Input buffering: when a jump input is received, start a buffer timer. Each frame, check if jumping is now valid. If valid and the buffer timer is above zero, execute the jump and clear the timer. The buffer window should be 100 to 150 milliseconds for jump - about 6 to 9 frames at 60fps. This covers the typical reaction-time gap between seeing a landing and pressing the button.
The two systems can and should coexist. A player who runs off an edge (triggering coyote time) and then presses jump slightly before they would have landed on the next platform (triggering input buffer) has both systems active simultaneously. The coyote time window should be shorter - 5 to 8 frames. The buffer window can be slightly longer - 6 to 9 frames. Combined, they create a control system that feels genuinely forgiving without ever feeling like it's doing the work for the player.
Tuning for Your Game
The right window sizes depend on your game's pace and target audience. A fast, precise platformer aimed at experienced players (Super Meat Boy) can use shorter windows - players have better reaction times and the challenge level expects precision. A casual or broad-audience platformer can use longer windows without the game feeling 'easy' - the forgiveness is invisible and players simply experience the controls as responsive.

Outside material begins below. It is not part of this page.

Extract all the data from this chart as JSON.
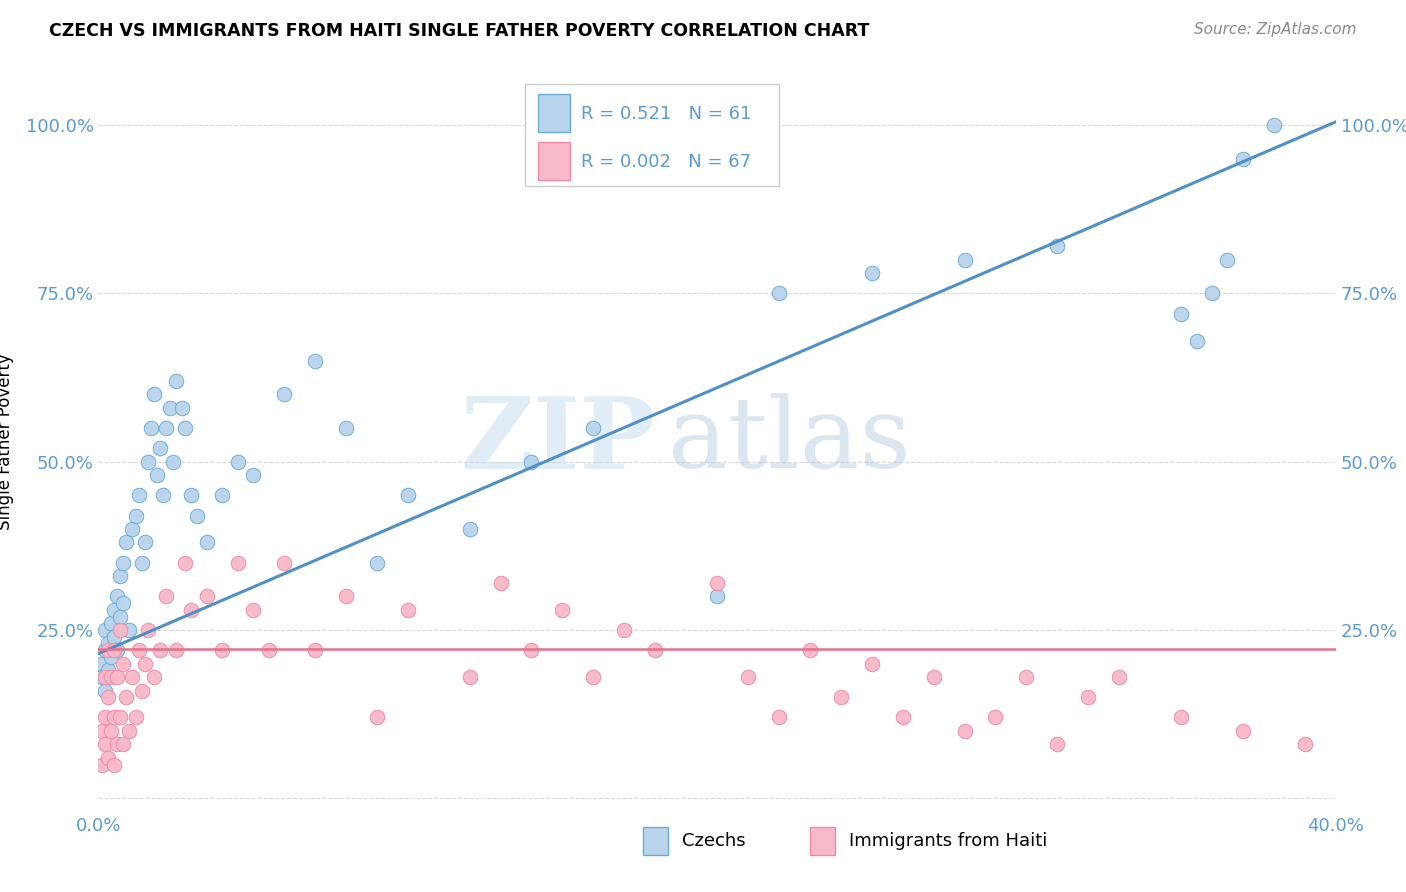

Start with 5 frames for coyote time and 7 frames for jump buffer at 60fps. Playtest with players who are not experienced with your game - first-time players expose the moments where the controls feel unfair far more reliably than developers who know the level layout. If players repeatedly complain about 'missing' jumps they felt they should have made, increase the coyote window. If they complain about unintended jumps firing, reduce the buffer window.
Validate that your coyote time implementation clears itself correctly. The most common bug: the coyote timer persists after a wall jump or edge grab, allowing a second jump that shouldn't be available. Always zero the coyote timer when any jump executes, regardless of source. Similarly, clear the jump buffer on landing if you don't want buffered jumps to fire as immediate bounces - this is a design choice either way, but should be intentional.
The Broader Principle
Coyote time and input buffering are expressions of a broader design principle: the game should interpret player intent, not just player input. Players intend to jump at the edge of the platform. They intend to chain their attacks smoothly. The exact frame their finger depresses a button is a noisy signal of that intent, subject to reaction time variance, display lag, and the physical mechanics of pressing a button. Design systems that honour the intent, not just the signal.
Every action game genre has equivalent forgiveness mechanics. Fighting games have input leniency windows for special move commands. Racing games have correction assistance for oversteer. Rhythm games have hit windows. All of them exist for the same reason: players are not frame-perfect input machines, and games that treat them as such feel unfair even when they are technically correct. Build forgiveness in. Players won't notice it exists. They'll just feel like they're good at your game.